Diamnya Kremlin dalam hal ini memberikan pesan kepada warga Rusia biasa dan dunia bahwa pasukan keamanan negara Rusia mampu melakukan apa pun.
Dmitry Medvedev, mantan presiden Rusia dan pengganti Putin selama empat tahun interregnum, secara khas militan dalam komentarnya tentang tragedi ini. “Semua orang bertanya kepada saya, apa yang harus dilakukan?” kata Medvedev, menurut agensi berita negara Rusia TASS. “Mereka ditangkap. Baguslah bagi semua orang yang menangkap mereka.

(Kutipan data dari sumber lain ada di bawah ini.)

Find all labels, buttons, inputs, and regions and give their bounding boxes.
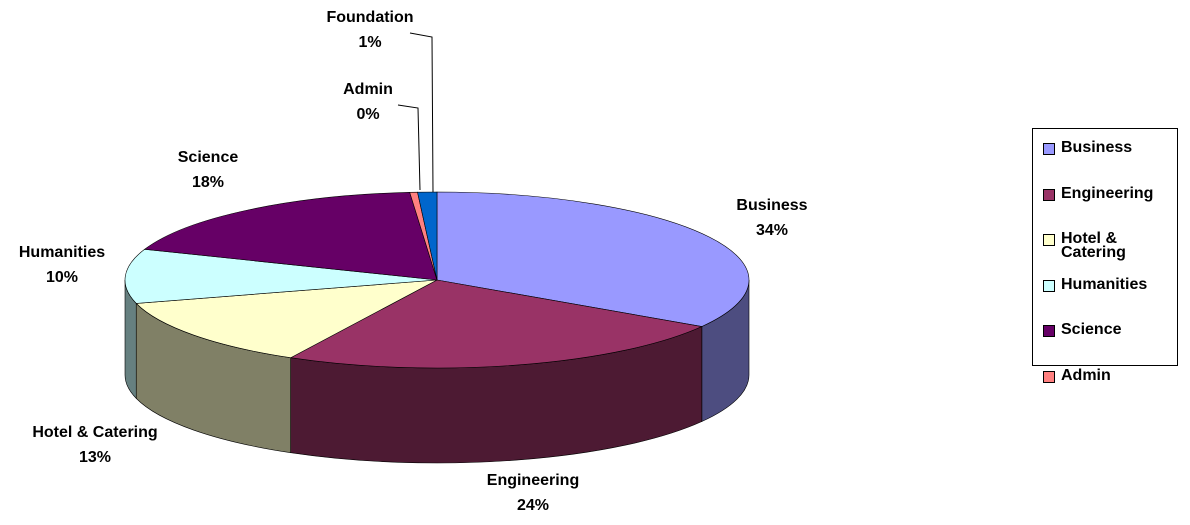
slice-value-label: 34% — [756, 222, 788, 239]
pie-slice — [143, 192, 438, 281]
legend-label: Humanities — [1061, 275, 1148, 293]
slice-label: Engineering — [487, 472, 579, 489]
pie-slice — [135, 279, 438, 359]
legend-label: Engineering — [1061, 184, 1154, 202]
pie-slice — [289, 279, 703, 369]
slice-value-label: 10% — [46, 269, 78, 286]
legend-swatch — [1043, 325, 1055, 337]
pie-slice — [417, 191, 438, 281]
legend-item: Admin — [1043, 366, 1177, 415]
legend-swatch — [1043, 143, 1055, 155]
legend: Business Engineering Hotel & Catering Human… — [1032, 128, 1178, 383]
slice-label: Business — [736, 197, 807, 214]
slice-label: Science — [178, 149, 239, 166]
legend-label: Hotel & Catering — [1061, 230, 1126, 261]
slice-label: Admin — [343, 81, 393, 98]
legend-label: Business — [1061, 139, 1133, 156]
chart: Business 34% Engineering 24% Hotel & Caterin… — [19, 9, 808, 514]
legend-item: Business — [1043, 139, 1177, 187]
legend-label: Science — [1061, 321, 1122, 338]
slice-label: Foundation — [326, 9, 413, 26]
legend-item: Humanities — [1043, 275, 1177, 324]
slice-label: Humanities — [19, 244, 105, 261]
slice-value-label: 1% — [358, 34, 381, 51]
slice-value-label: 18% — [192, 174, 224, 191]
leader-line — [409, 32, 434, 193]
legend-swatch — [1043, 188, 1055, 201]
slice-value-label: 24% — [517, 497, 549, 514]
legend-label: Admin — [1061, 366, 1111, 384]
slice-value-label: 13% — [79, 449, 111, 466]
leader-line — [397, 104, 421, 191]
pie-slice — [124, 248, 438, 304]
slice-label: Hotel & Catering — [32, 424, 157, 441]
legend-swatch — [1043, 234, 1055, 246]
legend-swatch — [1043, 370, 1055, 383]
slice-value-label: 0% — [356, 106, 379, 123]
legend-swatch — [1043, 279, 1055, 292]
legend-item: Science — [1043, 321, 1177, 369]
legend-item: Hotel & Catering — [1043, 230, 1177, 278]
legend-item: Engineering — [1043, 184, 1177, 233]
pie-slice — [436, 191, 750, 327]
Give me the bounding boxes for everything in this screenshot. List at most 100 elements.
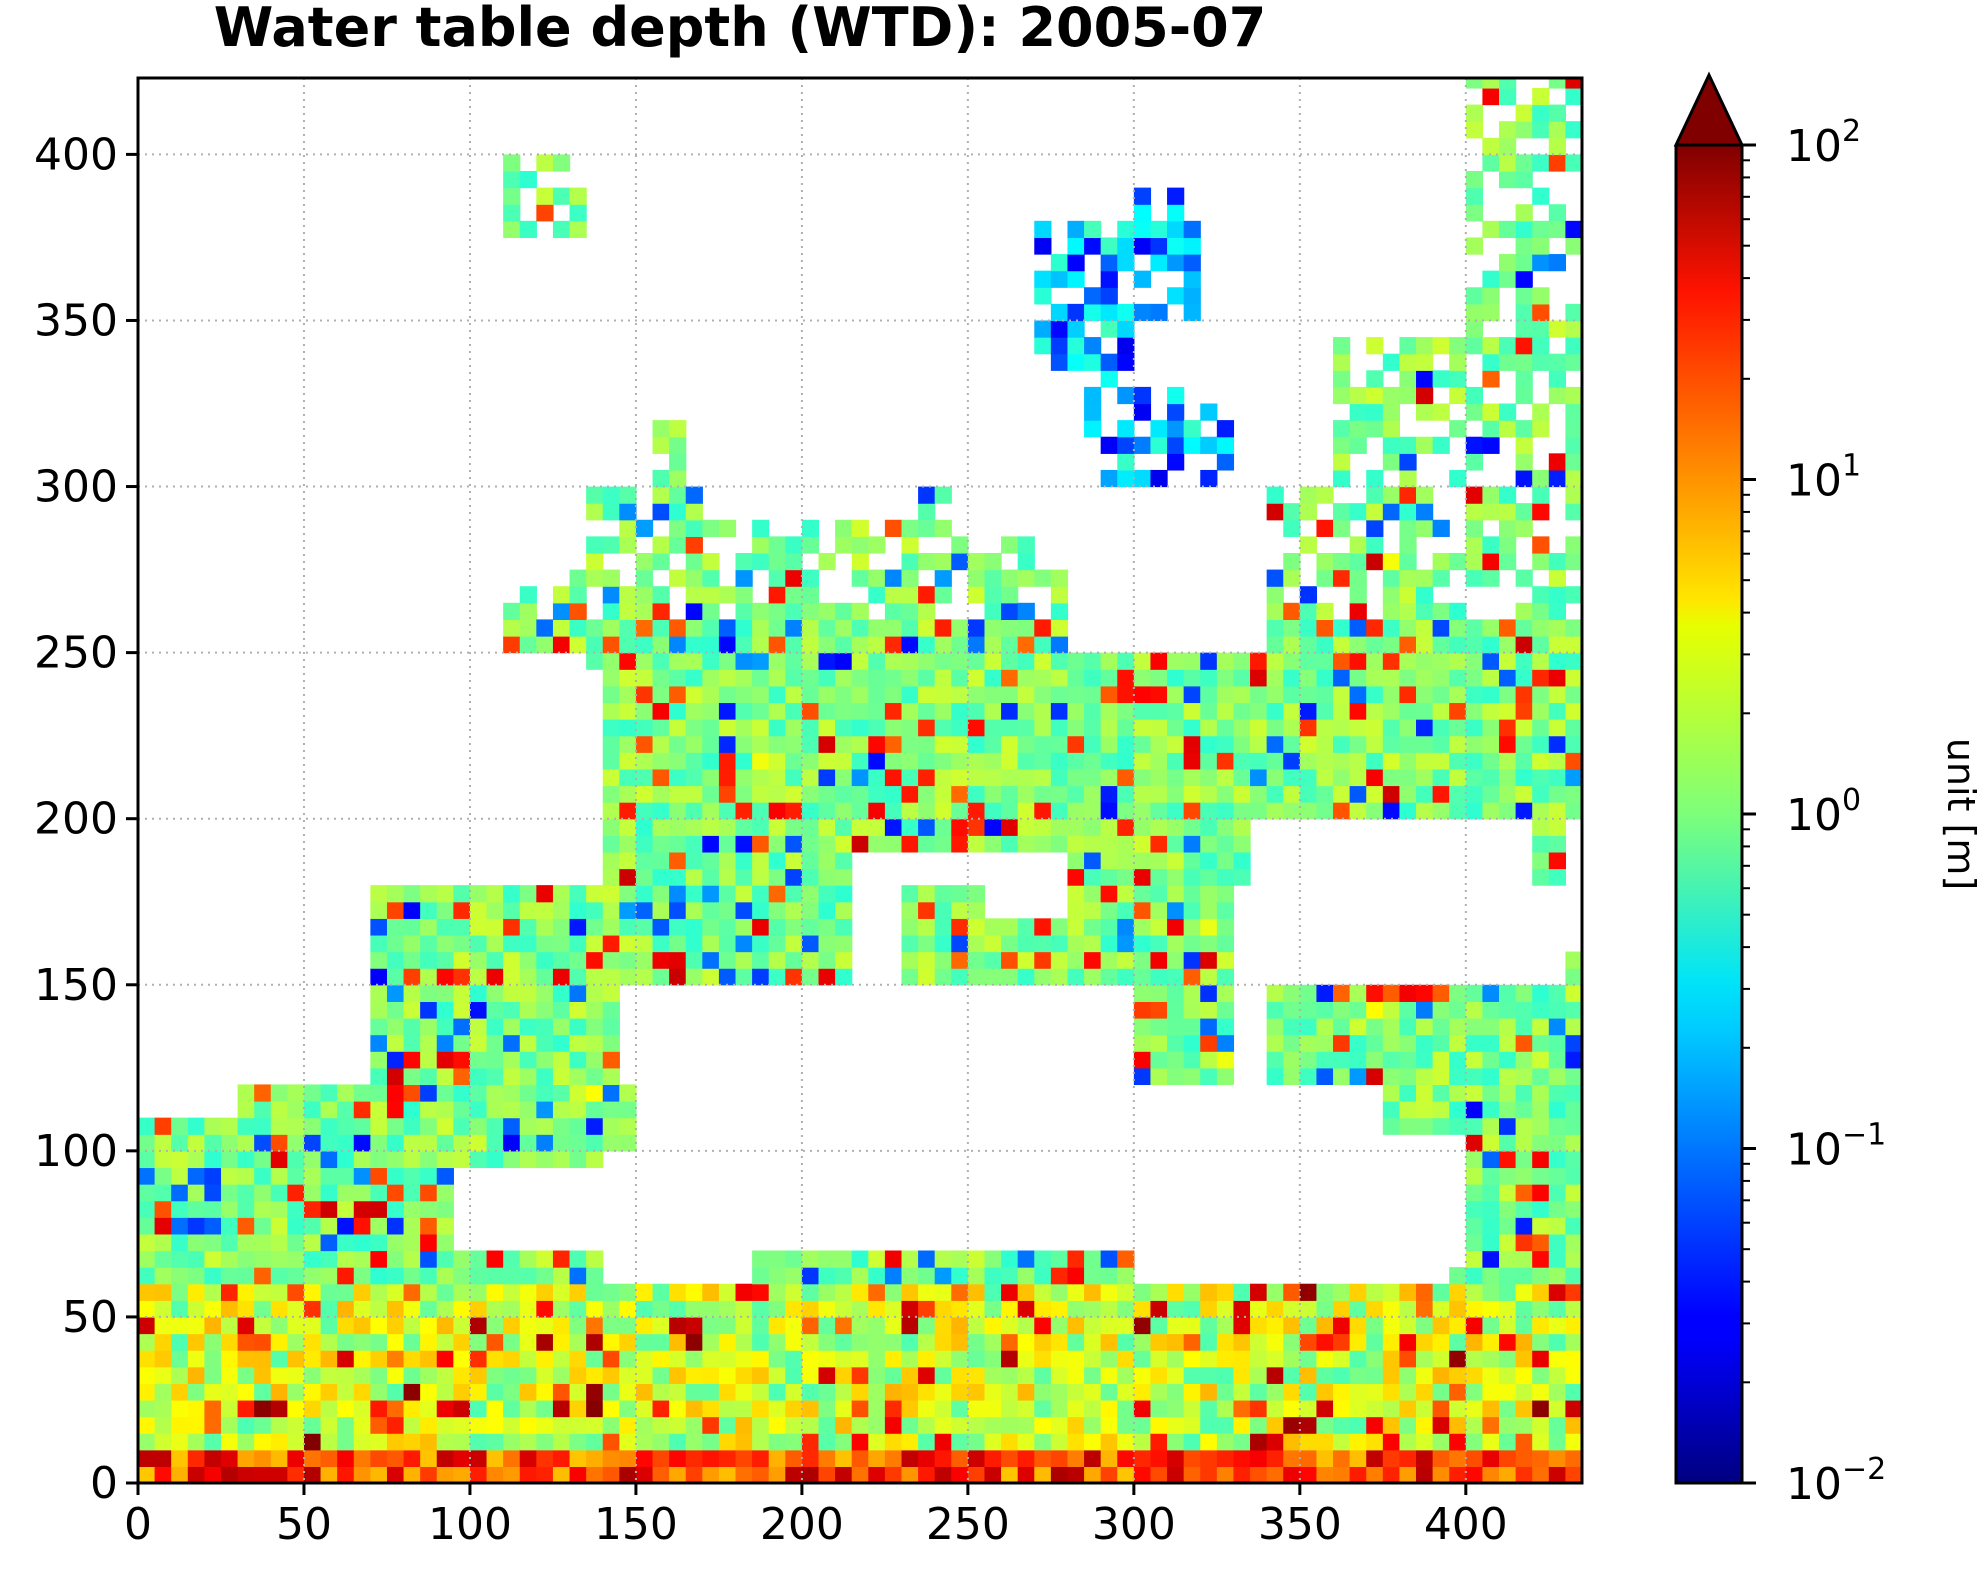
heatmap-cell — [652, 486, 670, 504]
heatmap-cell — [486, 1350, 504, 1368]
heatmap-cell — [967, 1316, 986, 1335]
heatmap-cell — [1382, 1449, 1401, 1467]
heatmap-cell — [1465, 1184, 1484, 1202]
heatmap-cell — [934, 918, 952, 936]
heatmap-cell — [1465, 1150, 1484, 1169]
heatmap-cell — [1167, 187, 1185, 205]
heatmap-cell — [237, 1233, 255, 1252]
heatmap-cell — [1565, 386, 1582, 405]
heatmap-cell — [1034, 768, 1052, 787]
heatmap-cell — [1499, 552, 1517, 571]
heatmap-cell — [1150, 1333, 1168, 1351]
heatmap-cell — [187, 1366, 205, 1384]
heatmap-cell — [1167, 1283, 1185, 1301]
heatmap-cell — [1034, 1449, 1052, 1467]
heatmap-cell — [1050, 1383, 1069, 1401]
heatmap-cell — [1017, 951, 1035, 969]
heatmap-cell — [171, 1200, 189, 1218]
heatmap-cell — [934, 951, 952, 969]
heatmap-cell — [503, 602, 521, 621]
heatmap-cell — [519, 1117, 537, 1135]
heatmap-cell — [735, 752, 753, 770]
heatmap-cell — [320, 1101, 338, 1119]
heatmap-cell — [602, 1067, 620, 1086]
heatmap-cell — [386, 1117, 405, 1135]
heatmap-cell — [1283, 1051, 1301, 1069]
heatmap-cell — [237, 1217, 255, 1235]
heatmap-cell — [1216, 453, 1235, 471]
heatmap-cell — [818, 1433, 836, 1451]
heatmap-cell — [1017, 785, 1035, 803]
heatmap-cell — [1449, 420, 1467, 438]
heatmap-cell — [1100, 735, 1118, 753]
heatmap-cell — [1399, 602, 1417, 621]
heatmap-cell — [320, 1200, 338, 1218]
heatmap-cell — [1299, 486, 1318, 504]
heatmap-cell — [1117, 968, 1135, 986]
heatmap-cell — [1216, 719, 1235, 737]
heatmap-cell — [1200, 1350, 1218, 1368]
heatmap-cell — [1200, 1051, 1218, 1069]
heatmap-cell — [220, 1217, 239, 1235]
heatmap-cell — [586, 1366, 604, 1384]
heatmap-cell — [1399, 1466, 1417, 1483]
heatmap-cell — [918, 652, 936, 670]
heatmap-cell — [1482, 370, 1500, 388]
heatmap-cell — [1017, 735, 1035, 753]
heatmap-cell — [403, 1117, 421, 1135]
heatmap-cell — [1548, 702, 1567, 720]
heatmap-cell — [1067, 719, 1085, 737]
heatmap-cell — [1117, 1316, 1135, 1335]
heatmap-cell — [702, 719, 720, 737]
heatmap-cell — [818, 669, 836, 687]
heatmap-cell — [569, 1250, 587, 1268]
heatmap-cell — [187, 1217, 205, 1235]
heatmap-cell — [1133, 951, 1152, 969]
heatmap-cell — [785, 835, 803, 853]
heatmap-cell — [735, 785, 753, 803]
heatmap-cell — [1333, 652, 1351, 670]
heatmap-cell — [337, 1383, 355, 1401]
heatmap-cell — [420, 1383, 438, 1401]
heatmap-cell — [851, 1267, 869, 1285]
heatmap-cell — [768, 802, 786, 820]
heatmap-cell — [1565, 1416, 1582, 1434]
heatmap-cell — [469, 1283, 488, 1301]
heatmap-cell — [1349, 1433, 1367, 1451]
heatmap-cell — [1001, 569, 1019, 587]
heatmap-cell — [1266, 1067, 1284, 1086]
heatmap-cell — [1299, 1333, 1318, 1351]
heatmap-cell — [154, 1366, 172, 1384]
heatmap-cell — [1349, 719, 1367, 737]
heatmap-cell — [1117, 1416, 1135, 1434]
heatmap-cell — [718, 1433, 737, 1451]
heatmap-cell — [652, 918, 670, 936]
heatmap-cell — [602, 835, 620, 853]
heatmap-cell — [1117, 818, 1135, 836]
heatmap-cell — [602, 1366, 620, 1384]
heatmap-cell — [718, 1300, 737, 1318]
heatmap-cell — [187, 1466, 205, 1483]
heatmap-cell — [220, 1184, 239, 1202]
heatmap-cell — [752, 818, 770, 836]
heatmap-cell — [469, 1449, 488, 1467]
heatmap-cell — [370, 1200, 388, 1218]
heatmap-cell — [884, 802, 903, 820]
heatmap-cell — [752, 1433, 770, 1451]
heatmap-cell — [934, 1250, 952, 1268]
heatmap-cell — [1001, 1383, 1019, 1401]
heatmap-cell — [1499, 669, 1517, 687]
heatmap-cell — [652, 1399, 670, 1418]
heatmap-cell — [187, 1433, 205, 1451]
heatmap-cell — [602, 901, 620, 919]
heatmap-cell — [602, 1316, 620, 1335]
heatmap-cell — [486, 1333, 504, 1351]
heatmap-cell — [138, 1466, 156, 1483]
heatmap-cell — [851, 669, 869, 687]
heatmap-cell — [768, 1333, 786, 1351]
heatmap-cell — [901, 652, 919, 670]
heatmap-cell — [1266, 1433, 1284, 1451]
heatmap-cell — [951, 1366, 969, 1384]
heatmap-cell — [1565, 1001, 1582, 1019]
heatmap-cell — [967, 1267, 986, 1285]
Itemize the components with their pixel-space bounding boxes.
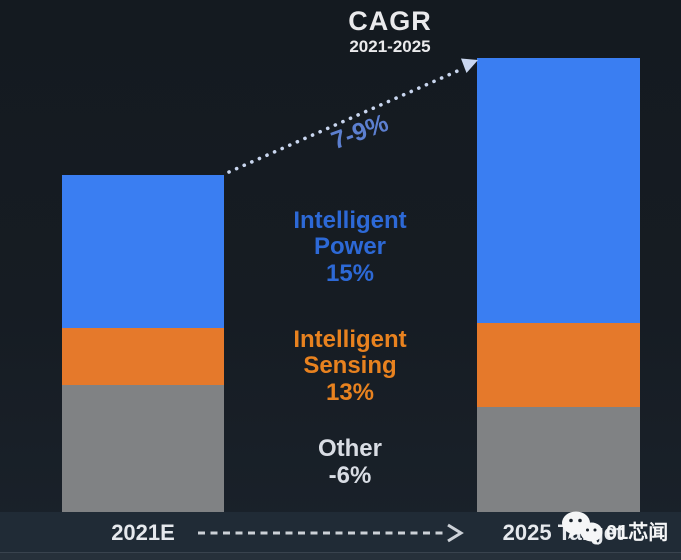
wechat-icon bbox=[562, 511, 603, 545]
legend-power-line1: Intelligent bbox=[293, 207, 407, 234]
chart-subtitle: 2021-2025 bbox=[349, 37, 431, 56]
bar-segment-sensing bbox=[62, 328, 224, 385]
chart-title-block: CAGR 2021-2025 bbox=[300, 6, 480, 57]
legend-power-line2: Power bbox=[313, 233, 387, 260]
bar-segment-sensing bbox=[477, 323, 640, 407]
x-axis-label-2021e: 2021E bbox=[111, 520, 175, 545]
legend-other: Other -6% bbox=[250, 436, 450, 489]
bar-segment-other bbox=[62, 385, 224, 512]
legend-sensing-pct: 13% bbox=[325, 379, 375, 406]
bar-2021e bbox=[62, 175, 224, 512]
cagr-value-label: 7-9% bbox=[327, 108, 393, 156]
legend-other-pct: -6% bbox=[328, 462, 372, 489]
legend-sensing-line1: Intelligent bbox=[293, 326, 407, 353]
watermark-text: 01芯闻 bbox=[606, 522, 669, 544]
bar-segment-other bbox=[477, 407, 640, 512]
legend-power-pct: 15% bbox=[325, 260, 375, 287]
bar-2025-target bbox=[477, 58, 640, 512]
bottom-edge-strip bbox=[0, 552, 681, 560]
legend-sensing-line2: Sensing bbox=[303, 352, 397, 379]
watermark: 01芯闻 bbox=[560, 510, 668, 546]
dotted-arrow-line bbox=[227, 67, 464, 174]
legend-other-line1: Other bbox=[317, 435, 382, 462]
bar-segment-power bbox=[477, 58, 640, 323]
arrowhead-icon bbox=[461, 58, 478, 73]
chart-title: CAGR bbox=[348, 6, 432, 36]
legend-intelligent-sensing: Intelligent Sensing 13% bbox=[250, 327, 450, 406]
bar-segment-power bbox=[62, 175, 224, 328]
legend-intelligent-power: Intelligent Power 15% bbox=[250, 208, 450, 287]
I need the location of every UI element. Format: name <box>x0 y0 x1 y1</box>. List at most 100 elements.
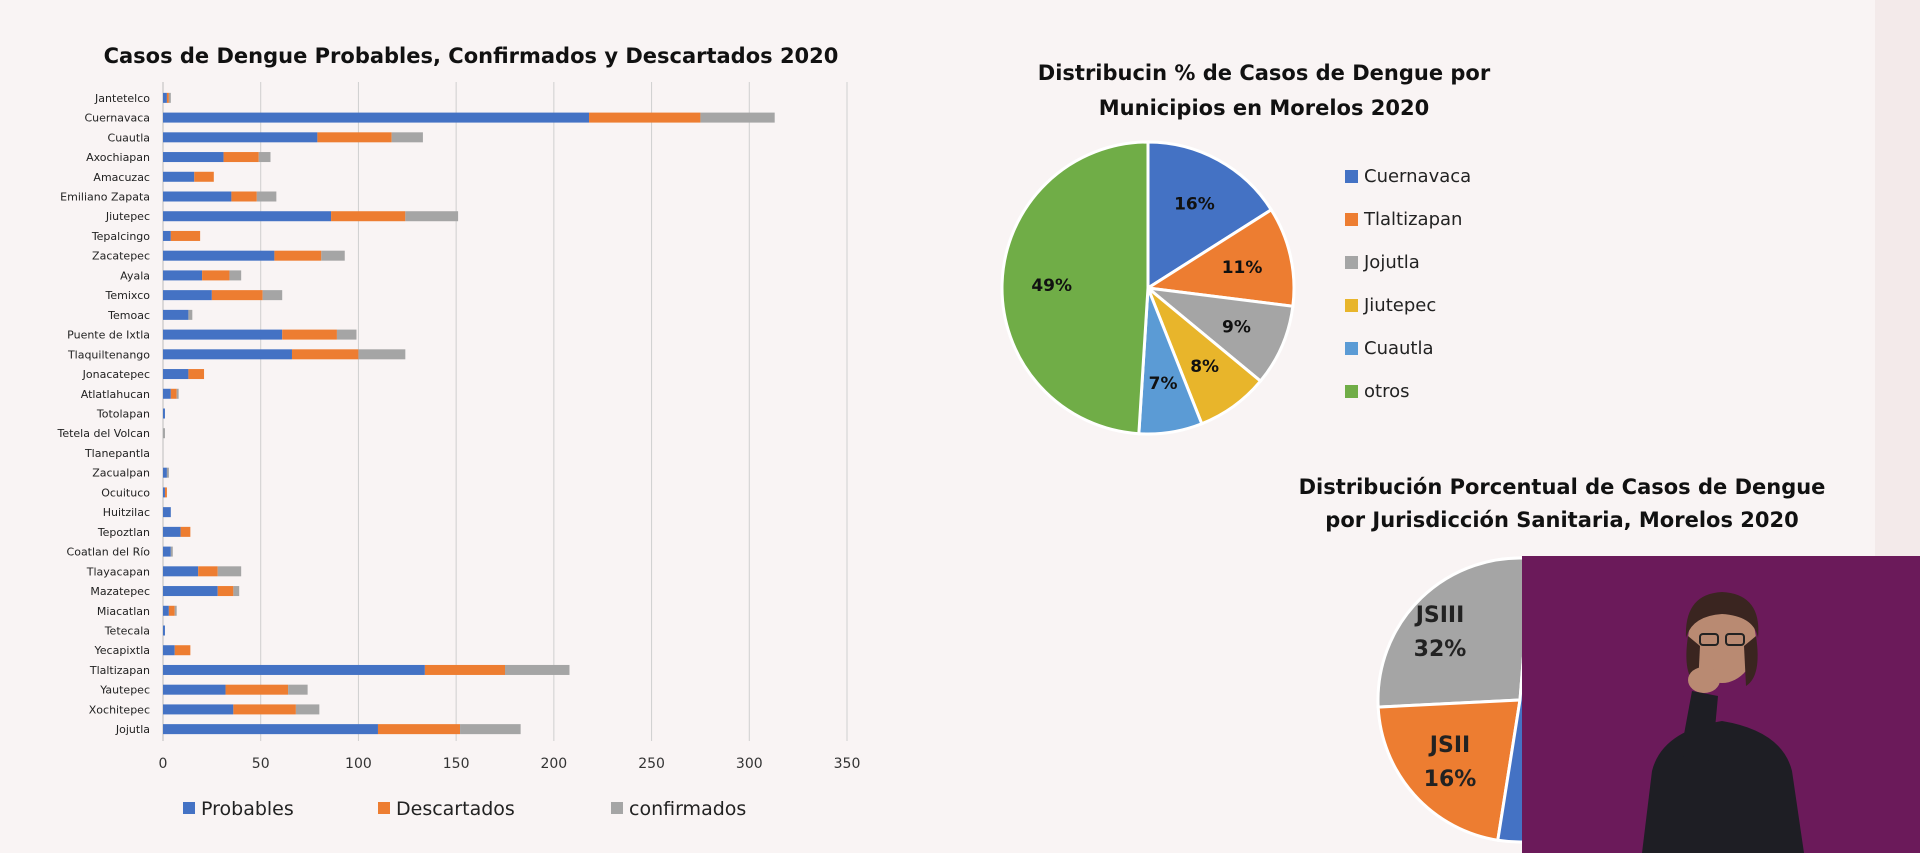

“Haruskah mereka dibunuh?” lanjut Medvedev. “Pasti. Dan itu akan terjadi. Tetapi yang lebih penting adalah membunuh semua orang yang terlibat. Semuanya. Siapa yang membayar, siapa yang berempati, siapa yang membantu. Bunuh mereka semua.”
Medvedev tidak lagi menjadi pemain politik papan atas, tetapi dia muncul sejak invasi penuh skala Ukraina sebagai barometer yang dapat diandalkan dari sentimen sayap kanan jauh di Rusia. Dan semacam sentimen militan itu tampaknya sedang meningkat. Rusia tidak memiliki hukuman mati, tetapi dalam pernyataan di saluran negara Rossiya-24, Vladimir Vasiliev, kepala faksi Rusia Bersatu di dewan rendah parlemen, mengatakan rekan-rekannya di parlemen mungkin akan mempertimbangkan masalah memulihkannya.
“Banyak pertanyaan yang diajukan sekarang tentang hukuman mati,” katanya, menurut agensi berita negara RIA-Novosti. “Topik ini pasti akan ditangani secara mendalam, profesional, dan bermakna. Dan keputusan akan diambil yang akan memenuhi suasana hati dan harapan masyarakat kita.̶1;
Sentimen dari masyarakat lebih luas mungkin sulit untuk dinilai, tetapi suasana hati kelas politik Rusia sudah jelas. Ini adalah pembalasan, dan semua opsi ada di meja.